My point in making this list is just of making people aware of what I hope is the complete privacy case against mobile phones, so that they can distinguish the various possible dangers and know where they stand relative to each of them. From there, the decision of what to do is a personal choice; for instance, my own choice is to give up on privacy for my physical location, mistrust the Internet connection as I would mistrust an open Wi-Fi, using a VPN and/or SSL connections, use standard calls and texts but keeping in mind that they are insecure, using Cyanogen (without Google applications, but with some proprietary blobs and proprietary radio firmware), and avoiding third-party services in favor of self-hosted ones.
Of course, this list does not cover other reasons to oppose mobile phones, such as boycotting them because of how they are produced, boycotting mobile phone plans, avoiding them on unclear health grounds, refusing to be constantly available and taking time to disconnect, etc. (this latter list is certainly not complete).
1 I tried for about two hours to to figure out the exact law which imposes this, but I couldn't find it.
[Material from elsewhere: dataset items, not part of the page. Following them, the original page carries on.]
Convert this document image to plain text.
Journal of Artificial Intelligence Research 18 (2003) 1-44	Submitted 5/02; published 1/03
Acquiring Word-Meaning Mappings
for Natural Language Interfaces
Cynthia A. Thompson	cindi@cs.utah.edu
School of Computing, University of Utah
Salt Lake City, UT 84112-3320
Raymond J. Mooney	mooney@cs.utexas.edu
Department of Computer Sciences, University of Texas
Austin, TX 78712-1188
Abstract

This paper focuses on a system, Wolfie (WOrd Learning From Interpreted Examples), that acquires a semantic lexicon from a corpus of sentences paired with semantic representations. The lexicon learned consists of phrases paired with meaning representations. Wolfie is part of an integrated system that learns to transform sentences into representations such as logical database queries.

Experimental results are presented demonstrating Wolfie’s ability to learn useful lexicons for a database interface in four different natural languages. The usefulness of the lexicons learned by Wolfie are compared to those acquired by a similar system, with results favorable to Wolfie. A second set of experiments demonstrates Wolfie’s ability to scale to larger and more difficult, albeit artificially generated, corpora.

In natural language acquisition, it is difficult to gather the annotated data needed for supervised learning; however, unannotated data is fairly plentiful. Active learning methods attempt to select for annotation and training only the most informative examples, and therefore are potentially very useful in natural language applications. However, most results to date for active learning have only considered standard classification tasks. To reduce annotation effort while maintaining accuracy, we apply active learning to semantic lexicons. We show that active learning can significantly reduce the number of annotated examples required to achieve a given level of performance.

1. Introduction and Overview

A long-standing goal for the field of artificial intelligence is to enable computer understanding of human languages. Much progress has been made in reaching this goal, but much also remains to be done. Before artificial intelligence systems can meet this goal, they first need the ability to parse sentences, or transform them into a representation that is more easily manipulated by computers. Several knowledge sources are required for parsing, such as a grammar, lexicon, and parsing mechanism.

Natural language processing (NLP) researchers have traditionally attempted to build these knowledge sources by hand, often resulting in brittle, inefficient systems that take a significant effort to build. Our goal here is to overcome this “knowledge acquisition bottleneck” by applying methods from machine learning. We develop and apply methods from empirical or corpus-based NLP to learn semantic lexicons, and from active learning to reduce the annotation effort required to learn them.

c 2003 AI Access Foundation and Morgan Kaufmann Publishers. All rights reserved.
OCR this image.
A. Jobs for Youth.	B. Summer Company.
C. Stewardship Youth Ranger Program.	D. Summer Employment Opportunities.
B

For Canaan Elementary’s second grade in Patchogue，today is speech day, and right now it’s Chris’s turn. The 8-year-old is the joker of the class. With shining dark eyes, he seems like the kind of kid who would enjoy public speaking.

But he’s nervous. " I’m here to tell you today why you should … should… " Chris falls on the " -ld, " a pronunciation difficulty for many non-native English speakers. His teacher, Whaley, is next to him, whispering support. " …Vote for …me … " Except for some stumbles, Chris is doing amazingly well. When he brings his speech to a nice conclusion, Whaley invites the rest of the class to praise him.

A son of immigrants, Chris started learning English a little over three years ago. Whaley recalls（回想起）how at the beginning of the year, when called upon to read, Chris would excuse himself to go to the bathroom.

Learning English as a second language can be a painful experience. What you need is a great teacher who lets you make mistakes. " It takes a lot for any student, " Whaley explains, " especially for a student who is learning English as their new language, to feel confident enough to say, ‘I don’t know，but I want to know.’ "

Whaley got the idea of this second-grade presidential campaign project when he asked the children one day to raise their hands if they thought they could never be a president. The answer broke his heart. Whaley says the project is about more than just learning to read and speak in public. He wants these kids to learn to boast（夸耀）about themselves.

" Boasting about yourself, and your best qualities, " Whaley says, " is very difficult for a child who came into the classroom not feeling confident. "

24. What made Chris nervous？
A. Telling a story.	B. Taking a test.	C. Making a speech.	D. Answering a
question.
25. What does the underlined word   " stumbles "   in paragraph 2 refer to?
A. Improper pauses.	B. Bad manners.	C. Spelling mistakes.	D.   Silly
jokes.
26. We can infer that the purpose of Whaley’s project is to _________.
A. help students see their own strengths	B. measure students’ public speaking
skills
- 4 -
To my knowledge, all French mobile phones operators have a suspiciously similar activation procedure for prepaid SIMs requiring you to provide some proof of ID to use (or continue to use) the SIM you bought; however, it is never explained exactly why this activation procedure exists, the most explicit references in the TOS being "conformément à une demande ministérielle intervenue dans le cadre de la loi 91-646 du 10 juillet 1991 et à l’article L34-1-1 du code des postes et communications électroniques" which is pretty vague: I couldn't find anywhere the exact nature or text of this ministerial demand, and find this vaguely worrying.